Proposed tax reforms don’t crack down on the wealthy; they threaten small business

Proposed tax reforms don’t crack down on the wealthy; they threaten small business - Tax Partner Chad Saikaley provides his insights into why the proposed tax reforms don't crack down on the wealthy but, instead, threaten small business.

The recent proposed changes to federal income tax legislation are being characterized by the federal Department of Finance as a crackdown on the wealthy. Take a closer look at the proposals, and their inevitable impact, and you’ll find a radically different reality.

The accounting community accepts that the current legislation is not perfect and many of us support some of the changes. But we also know that this proposed targeting of small business corporations is less a crackdown on the wealthy, more an attack on middle-class Canadians who have chosen to run businesses that are the economic engines of every community across our country.

These business owners are also the employers of most working Canadians.

According to Statistics Canada, there are 1.17 million employer businesses in Canada and of these, 1.14 million – 98 per cent – are small businesses. More than half are concentrated in Ontario and Quebec (407,175 and 235,075 respectively). A small business, as defined by StatsCan, has from one to 99 employees.

Of the 11.6 million Canadians employed in the private sector, 8.2 million are employed by small businesses. We’re talking family doctors, plumbers, electricians, roofing companies, restaurant owners, landscapers, coffee shops and florists.

These are not champagne-swilling, cigar-smoking plutocrats but hard-working Canadians who have taken on the risks and responsibilities that come with competing in the market place while providing livelihoods for their families and their employees.

Business owners have been allowed to “sprinkle” company income among lower-income spouses and children to reduce the family tax bill. Under a current “kiddie tax” measure, income-sharing with minors to get that tax break is prohibited but along with other changes, the government is now proposing to extend that restriction to the payment of wages and salaries to adult children aged between 18 and 24.

The new proposals would make it incumbent upon the business owner to prove the level at which adult family members contribute to the business. This “reasonableness test” would determine the level of tax the family member pays.

The proposed new measures also include significant changes to capital gains regulations and investment portfolios all designed, in the words of Finance Minister Bill Morneau, to eliminate the tax advantage small-business owners might have over regular salaried employees.

Let’s compare:

Public sector salaried employees – politicians and bureaucrats at all levels of government – do not worry about ending their working life without a pension. Nor do salaried employees with many private enterprises. For many small business owners this is a constant worry.

The small business owner has no guaranteed pension, no guaranteed vacation and no Employment Insurance protection, and, in the early years of an enterprise, often no guaranteed salary.

A small business is a risky business.

These are entrepreneurs and innovators and the economic future of our country, as they always have been and always will be.

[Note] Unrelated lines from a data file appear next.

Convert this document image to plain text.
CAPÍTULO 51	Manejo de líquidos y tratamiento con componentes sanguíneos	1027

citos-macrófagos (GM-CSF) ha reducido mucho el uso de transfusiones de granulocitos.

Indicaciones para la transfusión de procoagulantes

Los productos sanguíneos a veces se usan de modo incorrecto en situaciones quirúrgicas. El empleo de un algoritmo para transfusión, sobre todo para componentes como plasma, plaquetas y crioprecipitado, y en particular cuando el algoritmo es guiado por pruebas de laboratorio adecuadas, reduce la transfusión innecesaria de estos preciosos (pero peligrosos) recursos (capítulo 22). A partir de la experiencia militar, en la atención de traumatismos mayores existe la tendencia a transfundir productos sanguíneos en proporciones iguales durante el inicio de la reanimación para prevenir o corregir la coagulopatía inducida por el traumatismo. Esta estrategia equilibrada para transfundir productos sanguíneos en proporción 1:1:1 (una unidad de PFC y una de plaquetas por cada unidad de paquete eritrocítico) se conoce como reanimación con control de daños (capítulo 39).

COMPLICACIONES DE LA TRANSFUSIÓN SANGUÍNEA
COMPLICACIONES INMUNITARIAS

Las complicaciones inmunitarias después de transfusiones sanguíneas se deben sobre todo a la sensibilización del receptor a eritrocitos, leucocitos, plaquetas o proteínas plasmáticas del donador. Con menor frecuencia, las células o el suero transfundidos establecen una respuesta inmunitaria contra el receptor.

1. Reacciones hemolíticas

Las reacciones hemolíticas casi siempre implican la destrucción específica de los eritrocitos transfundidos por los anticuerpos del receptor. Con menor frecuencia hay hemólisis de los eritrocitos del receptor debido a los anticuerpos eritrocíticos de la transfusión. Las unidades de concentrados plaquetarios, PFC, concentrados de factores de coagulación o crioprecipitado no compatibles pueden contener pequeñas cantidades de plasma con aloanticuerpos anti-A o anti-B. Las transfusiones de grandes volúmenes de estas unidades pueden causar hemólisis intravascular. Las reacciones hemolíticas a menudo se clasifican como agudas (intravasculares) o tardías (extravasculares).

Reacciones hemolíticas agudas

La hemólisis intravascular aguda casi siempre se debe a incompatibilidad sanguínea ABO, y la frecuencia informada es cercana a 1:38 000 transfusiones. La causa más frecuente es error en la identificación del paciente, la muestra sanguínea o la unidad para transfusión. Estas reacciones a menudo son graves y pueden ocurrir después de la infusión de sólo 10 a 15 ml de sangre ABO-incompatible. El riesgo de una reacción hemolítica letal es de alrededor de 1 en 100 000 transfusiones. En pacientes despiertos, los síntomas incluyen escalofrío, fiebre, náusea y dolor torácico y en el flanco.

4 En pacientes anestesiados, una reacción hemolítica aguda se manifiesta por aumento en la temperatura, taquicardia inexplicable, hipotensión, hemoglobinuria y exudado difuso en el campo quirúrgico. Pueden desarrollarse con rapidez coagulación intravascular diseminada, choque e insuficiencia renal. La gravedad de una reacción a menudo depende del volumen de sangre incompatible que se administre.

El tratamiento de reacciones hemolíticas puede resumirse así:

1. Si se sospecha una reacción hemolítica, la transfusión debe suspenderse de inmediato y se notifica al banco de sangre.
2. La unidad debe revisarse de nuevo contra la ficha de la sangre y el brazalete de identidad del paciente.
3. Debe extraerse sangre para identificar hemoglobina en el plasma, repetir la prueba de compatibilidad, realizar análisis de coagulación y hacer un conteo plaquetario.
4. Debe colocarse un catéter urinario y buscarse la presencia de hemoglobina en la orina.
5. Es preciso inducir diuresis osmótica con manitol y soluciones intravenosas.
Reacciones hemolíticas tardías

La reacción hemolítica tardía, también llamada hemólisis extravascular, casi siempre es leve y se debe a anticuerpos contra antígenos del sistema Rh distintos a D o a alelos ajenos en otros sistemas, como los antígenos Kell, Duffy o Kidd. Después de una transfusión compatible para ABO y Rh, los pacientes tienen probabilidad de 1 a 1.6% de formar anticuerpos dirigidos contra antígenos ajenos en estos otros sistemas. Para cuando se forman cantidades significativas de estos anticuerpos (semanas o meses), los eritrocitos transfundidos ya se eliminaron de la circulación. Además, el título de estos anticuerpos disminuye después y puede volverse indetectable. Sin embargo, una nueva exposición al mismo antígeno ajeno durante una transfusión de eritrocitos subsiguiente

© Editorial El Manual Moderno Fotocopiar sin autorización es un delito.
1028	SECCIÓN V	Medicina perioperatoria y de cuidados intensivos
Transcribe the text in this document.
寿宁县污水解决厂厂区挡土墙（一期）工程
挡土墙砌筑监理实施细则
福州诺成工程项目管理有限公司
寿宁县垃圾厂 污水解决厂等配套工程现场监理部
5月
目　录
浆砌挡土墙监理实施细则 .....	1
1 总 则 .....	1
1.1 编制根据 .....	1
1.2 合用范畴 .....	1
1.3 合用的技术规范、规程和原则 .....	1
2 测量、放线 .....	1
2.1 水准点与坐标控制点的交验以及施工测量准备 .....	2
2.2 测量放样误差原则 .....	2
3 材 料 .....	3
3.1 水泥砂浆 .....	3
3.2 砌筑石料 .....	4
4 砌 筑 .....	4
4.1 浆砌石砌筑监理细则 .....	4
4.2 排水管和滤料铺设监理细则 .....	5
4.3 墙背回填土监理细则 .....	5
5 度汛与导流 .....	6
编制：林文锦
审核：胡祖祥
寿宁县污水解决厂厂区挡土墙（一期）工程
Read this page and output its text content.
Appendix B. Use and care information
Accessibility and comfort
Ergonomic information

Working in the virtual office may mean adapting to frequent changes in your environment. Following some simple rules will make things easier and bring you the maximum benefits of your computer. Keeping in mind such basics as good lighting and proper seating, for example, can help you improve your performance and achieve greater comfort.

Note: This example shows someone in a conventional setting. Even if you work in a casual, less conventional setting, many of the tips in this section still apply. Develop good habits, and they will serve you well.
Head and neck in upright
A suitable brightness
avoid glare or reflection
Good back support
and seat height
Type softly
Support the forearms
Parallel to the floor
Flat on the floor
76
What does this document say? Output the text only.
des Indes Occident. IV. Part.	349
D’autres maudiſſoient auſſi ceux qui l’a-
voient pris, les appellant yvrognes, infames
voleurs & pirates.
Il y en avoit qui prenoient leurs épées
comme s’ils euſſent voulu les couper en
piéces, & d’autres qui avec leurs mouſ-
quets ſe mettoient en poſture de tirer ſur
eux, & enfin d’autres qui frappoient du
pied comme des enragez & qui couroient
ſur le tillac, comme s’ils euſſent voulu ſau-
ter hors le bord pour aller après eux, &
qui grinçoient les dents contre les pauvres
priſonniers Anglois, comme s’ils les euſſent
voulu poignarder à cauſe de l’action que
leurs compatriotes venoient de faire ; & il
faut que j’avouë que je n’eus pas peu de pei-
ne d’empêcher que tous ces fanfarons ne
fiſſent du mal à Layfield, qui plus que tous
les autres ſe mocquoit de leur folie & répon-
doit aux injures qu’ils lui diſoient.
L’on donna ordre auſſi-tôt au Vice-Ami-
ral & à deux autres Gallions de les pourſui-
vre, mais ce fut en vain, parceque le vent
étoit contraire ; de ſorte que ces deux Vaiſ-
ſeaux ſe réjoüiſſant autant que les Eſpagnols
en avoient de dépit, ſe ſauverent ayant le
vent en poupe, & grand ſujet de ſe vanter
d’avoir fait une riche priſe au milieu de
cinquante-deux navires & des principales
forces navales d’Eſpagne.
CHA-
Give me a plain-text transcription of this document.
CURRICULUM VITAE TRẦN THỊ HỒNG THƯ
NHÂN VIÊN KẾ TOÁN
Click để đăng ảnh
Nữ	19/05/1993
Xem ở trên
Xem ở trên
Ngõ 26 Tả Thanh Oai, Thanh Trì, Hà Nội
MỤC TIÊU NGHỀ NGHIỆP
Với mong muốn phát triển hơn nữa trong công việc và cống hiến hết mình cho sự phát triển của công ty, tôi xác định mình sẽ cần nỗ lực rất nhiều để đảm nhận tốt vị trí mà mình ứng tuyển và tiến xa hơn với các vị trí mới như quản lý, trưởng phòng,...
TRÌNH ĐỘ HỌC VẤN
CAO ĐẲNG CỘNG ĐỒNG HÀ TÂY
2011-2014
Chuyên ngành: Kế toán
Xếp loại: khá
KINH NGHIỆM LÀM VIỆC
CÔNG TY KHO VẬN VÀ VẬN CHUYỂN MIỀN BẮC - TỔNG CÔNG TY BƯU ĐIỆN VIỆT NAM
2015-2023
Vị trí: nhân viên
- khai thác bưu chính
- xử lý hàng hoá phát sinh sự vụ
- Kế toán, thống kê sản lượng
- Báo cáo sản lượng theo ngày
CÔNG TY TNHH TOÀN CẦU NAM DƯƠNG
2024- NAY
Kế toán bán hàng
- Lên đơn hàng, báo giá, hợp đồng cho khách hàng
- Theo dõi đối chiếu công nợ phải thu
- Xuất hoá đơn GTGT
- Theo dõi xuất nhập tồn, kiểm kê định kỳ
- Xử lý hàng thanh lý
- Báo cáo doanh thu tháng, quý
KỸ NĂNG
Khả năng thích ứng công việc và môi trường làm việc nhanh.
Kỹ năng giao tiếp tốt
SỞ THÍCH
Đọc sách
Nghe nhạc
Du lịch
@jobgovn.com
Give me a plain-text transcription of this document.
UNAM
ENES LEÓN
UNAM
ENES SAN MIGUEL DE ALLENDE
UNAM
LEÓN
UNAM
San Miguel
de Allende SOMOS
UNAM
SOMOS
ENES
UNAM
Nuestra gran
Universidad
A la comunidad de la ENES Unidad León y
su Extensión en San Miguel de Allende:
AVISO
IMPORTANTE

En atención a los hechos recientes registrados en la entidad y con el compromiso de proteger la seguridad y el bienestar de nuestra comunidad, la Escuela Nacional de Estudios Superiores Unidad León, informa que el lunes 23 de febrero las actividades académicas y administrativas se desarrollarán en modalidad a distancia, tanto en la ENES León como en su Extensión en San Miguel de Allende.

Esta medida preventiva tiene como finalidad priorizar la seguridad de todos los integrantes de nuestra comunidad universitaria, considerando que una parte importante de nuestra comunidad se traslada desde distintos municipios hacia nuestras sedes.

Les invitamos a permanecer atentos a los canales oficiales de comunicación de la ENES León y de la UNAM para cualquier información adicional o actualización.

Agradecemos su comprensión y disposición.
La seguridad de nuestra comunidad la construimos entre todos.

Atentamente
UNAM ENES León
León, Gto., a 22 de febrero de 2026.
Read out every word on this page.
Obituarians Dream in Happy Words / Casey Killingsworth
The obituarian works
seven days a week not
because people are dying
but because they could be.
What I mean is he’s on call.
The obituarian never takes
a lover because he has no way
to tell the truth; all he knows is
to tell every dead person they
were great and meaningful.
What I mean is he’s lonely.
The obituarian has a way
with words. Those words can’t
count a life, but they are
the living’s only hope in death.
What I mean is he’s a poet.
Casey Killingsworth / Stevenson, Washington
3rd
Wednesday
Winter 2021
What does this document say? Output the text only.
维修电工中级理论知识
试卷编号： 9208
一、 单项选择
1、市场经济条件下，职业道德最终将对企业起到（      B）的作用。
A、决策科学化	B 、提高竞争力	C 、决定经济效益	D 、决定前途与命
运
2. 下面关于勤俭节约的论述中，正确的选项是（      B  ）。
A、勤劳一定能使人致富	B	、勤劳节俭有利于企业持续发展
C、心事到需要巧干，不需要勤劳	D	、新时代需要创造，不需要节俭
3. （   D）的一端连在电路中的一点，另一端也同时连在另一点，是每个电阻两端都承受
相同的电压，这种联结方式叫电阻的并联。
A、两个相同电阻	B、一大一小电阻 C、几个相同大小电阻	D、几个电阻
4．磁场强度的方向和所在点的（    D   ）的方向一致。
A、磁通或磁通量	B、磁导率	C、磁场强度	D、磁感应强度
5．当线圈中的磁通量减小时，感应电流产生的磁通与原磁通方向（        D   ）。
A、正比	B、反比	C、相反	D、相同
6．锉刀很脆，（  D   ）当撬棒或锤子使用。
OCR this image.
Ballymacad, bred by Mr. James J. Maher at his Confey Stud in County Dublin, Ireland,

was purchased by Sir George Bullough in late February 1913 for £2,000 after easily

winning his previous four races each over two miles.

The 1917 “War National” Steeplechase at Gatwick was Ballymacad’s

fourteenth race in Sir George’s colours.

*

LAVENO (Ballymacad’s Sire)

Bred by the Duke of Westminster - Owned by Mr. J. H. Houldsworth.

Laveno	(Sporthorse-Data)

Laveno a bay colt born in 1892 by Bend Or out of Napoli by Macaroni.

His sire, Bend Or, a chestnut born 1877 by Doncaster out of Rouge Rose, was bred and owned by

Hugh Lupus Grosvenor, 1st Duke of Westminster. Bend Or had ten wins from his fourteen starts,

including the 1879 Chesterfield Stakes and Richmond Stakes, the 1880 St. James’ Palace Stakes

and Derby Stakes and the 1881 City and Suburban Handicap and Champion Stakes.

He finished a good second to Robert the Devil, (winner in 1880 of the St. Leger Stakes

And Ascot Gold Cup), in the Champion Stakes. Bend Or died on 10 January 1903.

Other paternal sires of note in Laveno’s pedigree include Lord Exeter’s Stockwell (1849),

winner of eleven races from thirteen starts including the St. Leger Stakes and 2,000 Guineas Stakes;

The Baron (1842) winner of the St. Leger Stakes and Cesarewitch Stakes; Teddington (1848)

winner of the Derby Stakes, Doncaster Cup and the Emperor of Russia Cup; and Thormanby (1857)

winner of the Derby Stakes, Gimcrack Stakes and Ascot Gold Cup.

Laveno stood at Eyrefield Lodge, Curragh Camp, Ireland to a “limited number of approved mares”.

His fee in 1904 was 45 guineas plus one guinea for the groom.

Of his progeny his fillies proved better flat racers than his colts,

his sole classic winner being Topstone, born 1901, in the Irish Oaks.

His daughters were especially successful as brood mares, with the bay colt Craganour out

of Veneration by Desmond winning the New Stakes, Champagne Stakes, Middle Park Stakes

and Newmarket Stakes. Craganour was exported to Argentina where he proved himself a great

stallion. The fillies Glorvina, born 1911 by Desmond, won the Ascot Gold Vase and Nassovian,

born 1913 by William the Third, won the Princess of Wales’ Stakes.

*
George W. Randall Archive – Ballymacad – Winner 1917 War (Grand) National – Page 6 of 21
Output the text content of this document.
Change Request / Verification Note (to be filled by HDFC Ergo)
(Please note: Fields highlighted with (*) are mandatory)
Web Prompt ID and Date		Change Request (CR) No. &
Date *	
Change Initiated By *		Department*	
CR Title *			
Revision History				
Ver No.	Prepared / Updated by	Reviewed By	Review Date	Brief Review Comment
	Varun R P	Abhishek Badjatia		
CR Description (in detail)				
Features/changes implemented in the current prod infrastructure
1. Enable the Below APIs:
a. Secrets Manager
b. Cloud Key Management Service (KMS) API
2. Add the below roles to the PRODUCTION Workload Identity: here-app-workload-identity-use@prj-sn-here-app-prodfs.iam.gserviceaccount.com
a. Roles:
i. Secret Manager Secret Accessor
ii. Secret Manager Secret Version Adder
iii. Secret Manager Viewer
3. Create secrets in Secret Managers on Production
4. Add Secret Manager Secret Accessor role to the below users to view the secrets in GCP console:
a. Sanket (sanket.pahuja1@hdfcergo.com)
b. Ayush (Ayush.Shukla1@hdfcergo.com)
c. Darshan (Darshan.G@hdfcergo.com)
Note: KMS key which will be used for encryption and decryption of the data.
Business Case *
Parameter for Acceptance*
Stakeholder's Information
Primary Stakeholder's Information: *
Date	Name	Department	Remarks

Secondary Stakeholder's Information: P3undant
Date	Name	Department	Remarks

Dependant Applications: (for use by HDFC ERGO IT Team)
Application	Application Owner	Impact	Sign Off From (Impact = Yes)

The tax considerations – I’m deliberately avoiding the word “advantages” – the Department of Finance seeks to repeal have been recognized by successive governments as necessary incentives to help small businesses succeed.

While the proposed new measures will not necessarily cause the mass collapse of established small businesses, they have the potential of discouraging others from going into business and more immediately of hurting current employees.

With less revenue comes the prospect of layoffs, fewer working hours, and reduced health insurance and other benefits. These are real but perhaps unintended consequences of what the government is proposing.

During the coming weeks, we in the accounting and small business communities will be making the case to members of Parliament that unless there is a re-think of these proposals, many ordinary middle class Canadians in the communities they represent risk being hurt.